Elasto-Plastic Model for Bitumen Stabilized Materials Using Triaxial Testing and Finite Element Modelling

Cold recycling with BSMs is becoming a very common technique, nevertheless there are minimal constitutive models available that can fully characterize their mechanical response in pavement systems. The aim of this research project was to identify the intrinsic material properties through a finite element simulation of triaxial tests performed in laboratory for BSMs with different mix designs. The main differences between the mechanical behaviors of BSM with respect to foam bitumen content (1.5% and 3%) are determined. All mixes discussed herein contained same active filler amount of 1.5% Portland cement. The triaxial tests were performed on cylindrical specimens at different confining pressures (0, 100, 200 kPa) in a displacement control configuration (3 mm/min).

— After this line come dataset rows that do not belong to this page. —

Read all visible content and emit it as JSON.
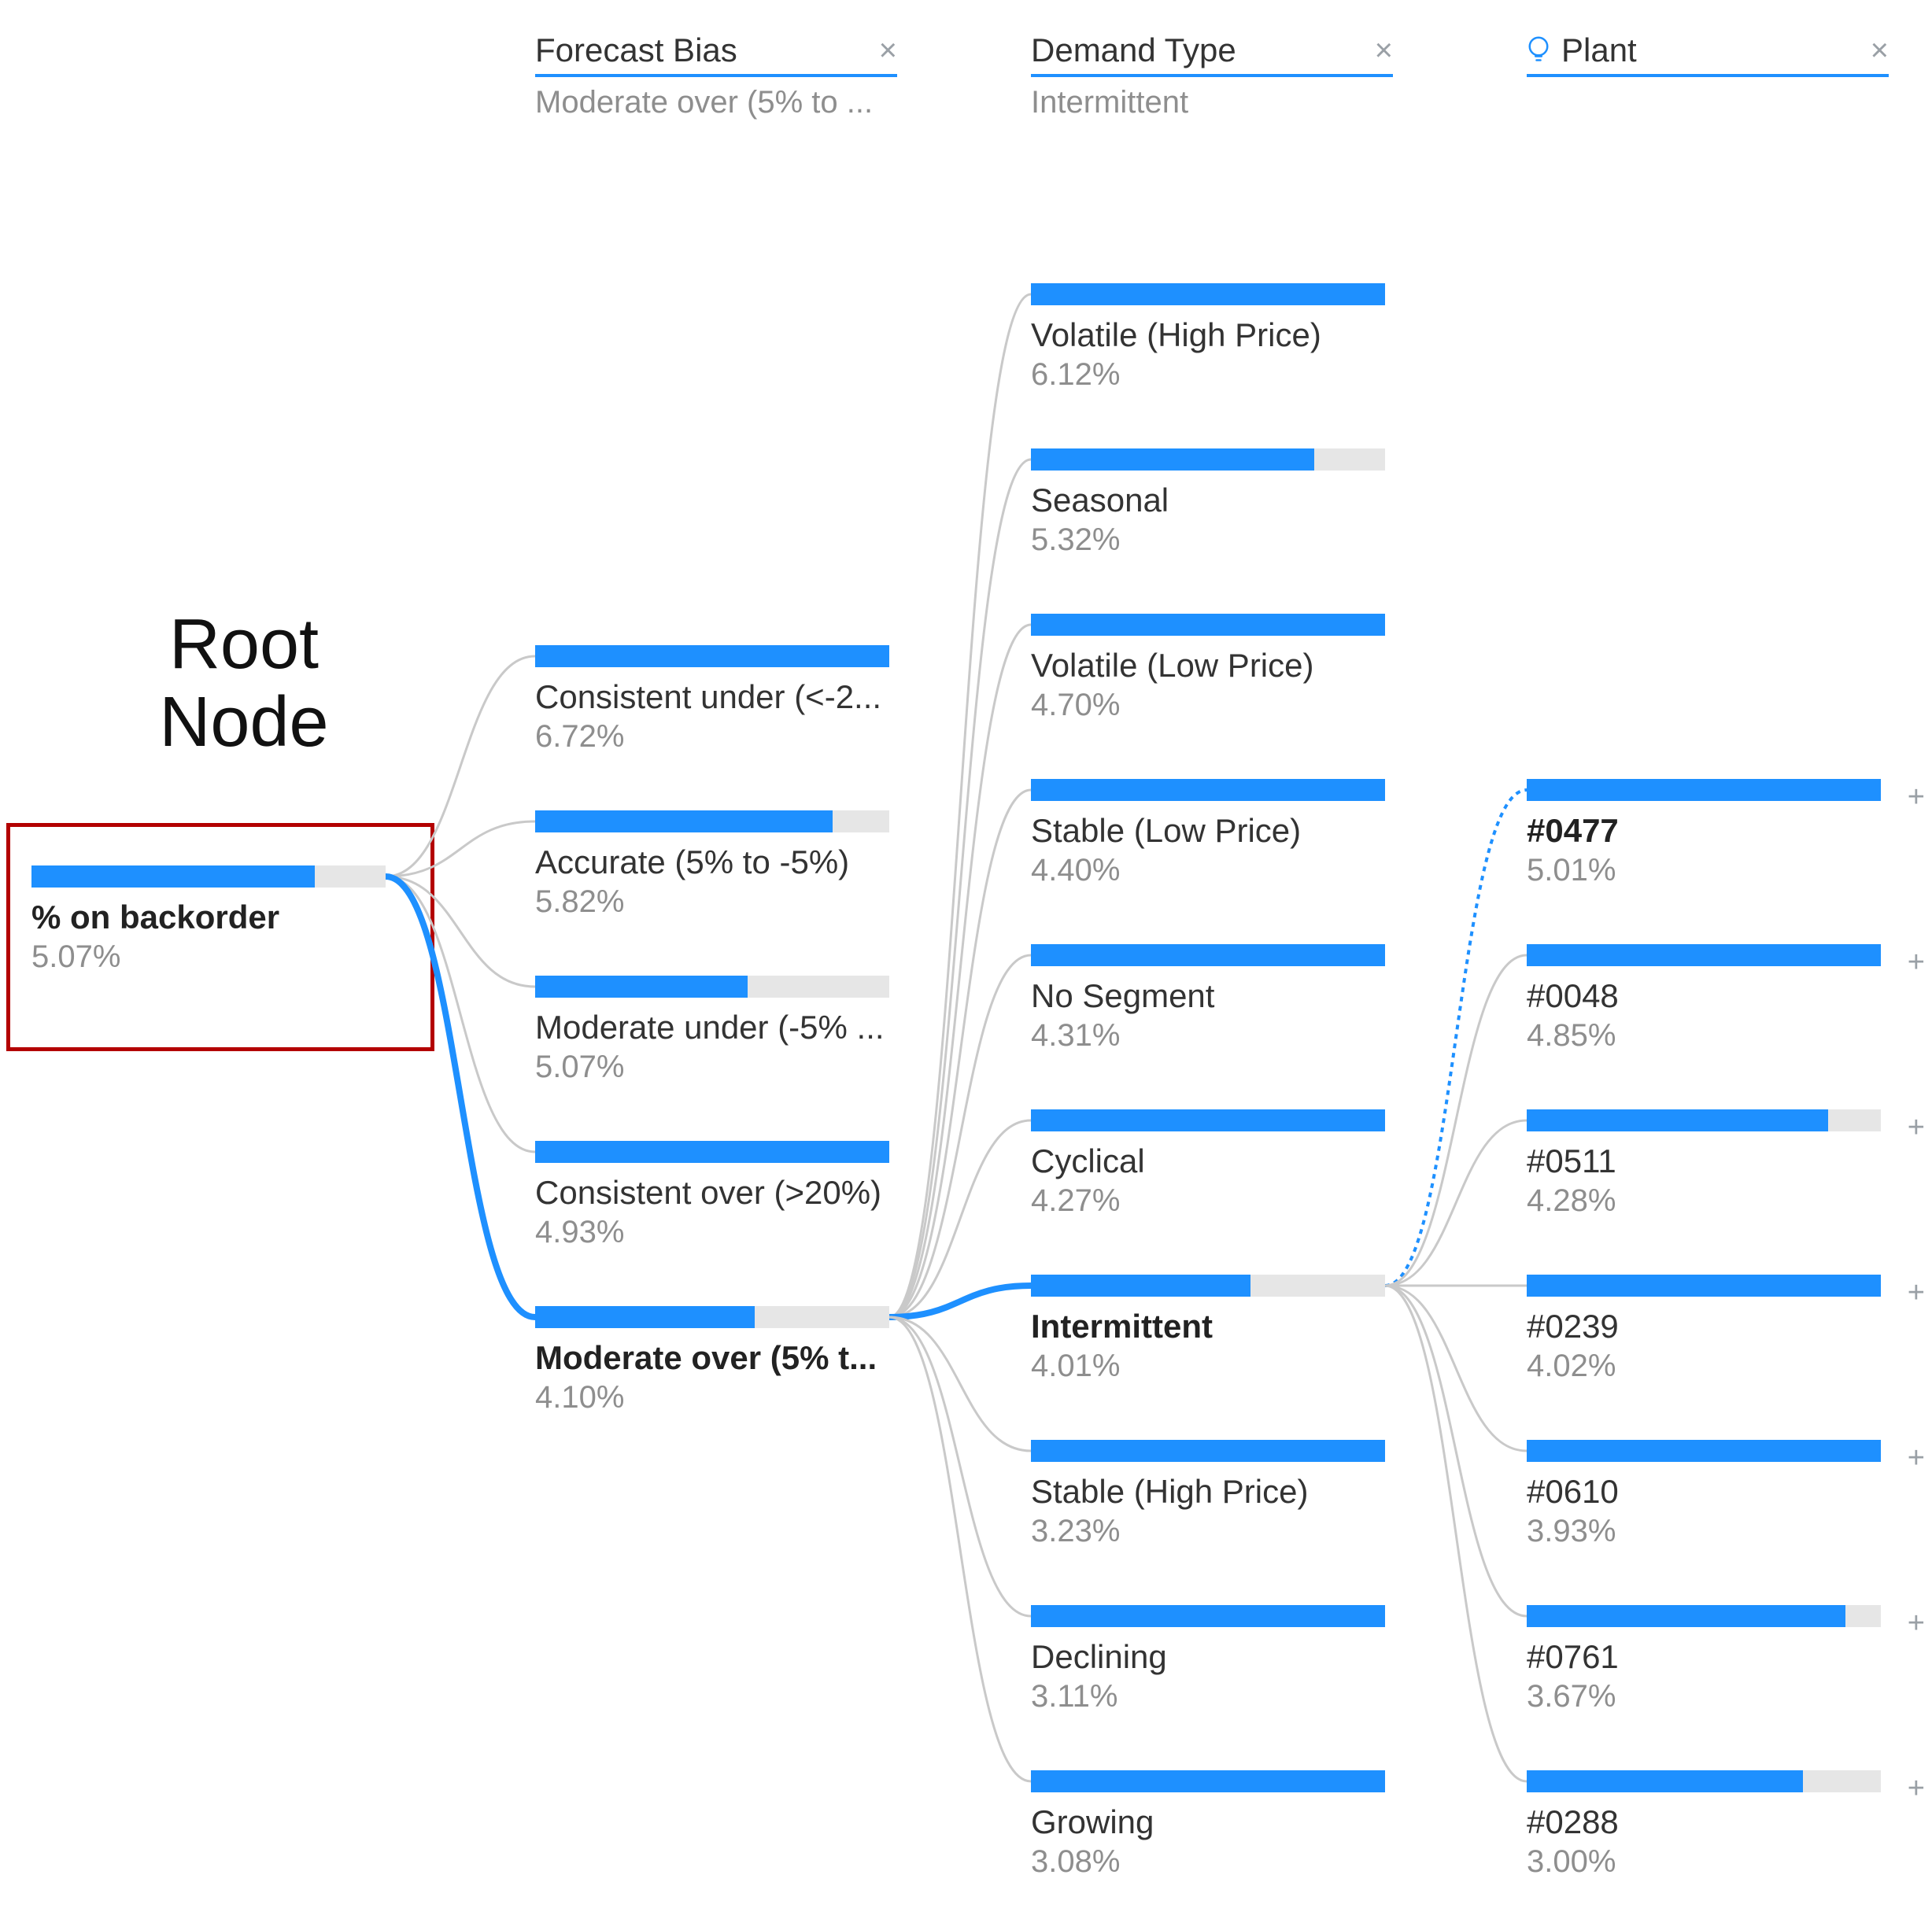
{
  "annotation": {
    "text_line1": "Root",
    "text_line2": "Node"
  },
  "root": {
    "label": "% on backorder",
    "value": "5.07%",
    "fill": 80
  },
  "columns": {
    "forecast_bias": {
      "title": "Forecast Bias",
      "subtitle": "Moderate over (5% to ..."
    },
    "demand_type": {
      "title": "Demand Type",
      "subtitle": "Intermittent"
    },
    "plant": {
      "title": "Plant",
      "subtitle": ""
    }
  },
  "forecast_bias_nodes": [
    {
      "label": "Consistent under (<-2...",
      "value": "6.72%",
      "fill": 100,
      "bold": false
    },
    {
      "label": "Accurate (5% to -5%)",
      "value": "5.82%",
      "fill": 84,
      "bold": false
    },
    {
      "label": "Moderate under (-5% ...",
      "value": "5.07%",
      "fill": 60,
      "bold": false
    },
    {
      "label": "Consistent over (>20%)",
      "value": "4.93%",
      "fill": 100,
      "bold": false
    },
    {
      "label": "Moderate over (5% t...",
      "value": "4.10%",
      "fill": 62,
      "bold": true
    }
  ],
  "demand_type_nodes": [
    {
      "label": "Volatile (High Price)",
      "value": "6.12%",
      "fill": 100,
      "bold": false
    },
    {
      "label": "Seasonal",
      "value": "5.32%",
      "fill": 80,
      "bold": false
    },
    {
      "label": "Volatile (Low Price)",
      "value": "4.70%",
      "fill": 100,
      "bold": false
    },
    {
      "label": "Stable (Low Price)",
      "value": "4.40%",
      "fill": 100,
      "bold": false
    },
    {
      "label": "No Segment",
      "value": "4.31%",
      "fill": 100,
      "bold": false
    },
    {
      "label": "Cyclical",
      "value": "4.27%",
      "fill": 100,
      "bold": false
    },
    {
      "label": "Intermittent",
      "value": "4.01%",
      "fill": 62,
      "bold": true
    },
    {
      "label": "Stable (High Price)",
      "value": "3.23%",
      "fill": 100,
      "bold": false
    },
    {
      "label": "Declining",
      "value": "3.11%",
      "fill": 100,
      "bold": false
    },
    {
      "label": "Growing",
      "value": "3.08%",
      "fill": 100,
      "bold": false
    }
  ],
  "plant_nodes": [
    {
      "label": "#0477",
      "value": "5.01%",
      "fill": 100,
      "bold": true
    },
    {
      "label": "#0048",
      "value": "4.85%",
      "fill": 100,
      "bold": false
    },
    {
      "label": "#0511",
      "value": "4.28%",
      "fill": 85,
      "bold": false
    },
    {
      "label": "#0239",
      "value": "4.02%",
      "fill": 100,
      "bold": false
    },
    {
      "label": "#0610",
      "value": "3.93%",
      "fill": 100,
      "bold": false
    },
    {
      "label": "#0761",
      "value": "3.67%",
      "fill": 90,
      "bold": false
    },
    {
      "label": "#0288",
      "value": "3.00%",
      "fill": 78,
      "bold": false
    }
  ],
  "icons": {
    "close_glyph": "×",
    "plus_glyph": "+"
  },
  "colors": {
    "accent": "#1e90ff",
    "track": "#e6e6e6",
    "muted": "#8e8e8e",
    "highlight": "#b30000"
  }
}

The triaxial tests at the different confining pressures were simulated using a 3D finite element model to determine plasticity parameters. The input values for an elasto-plastic model (Young’s modulus, Poisson’s ratio, cohesion, friction angle and dilatation angle) have been calibrated to match experiment results with simulations, mainly in terms of strain and stress levels corresponding to onset of plastic deformation. The parameters obtained by these simulations are very useful to predict the rutting behavior of bituminous stabilized materials in a multilayer pavement structure. This study provides an insight on how bitumen content affects constitutive BSMs properties.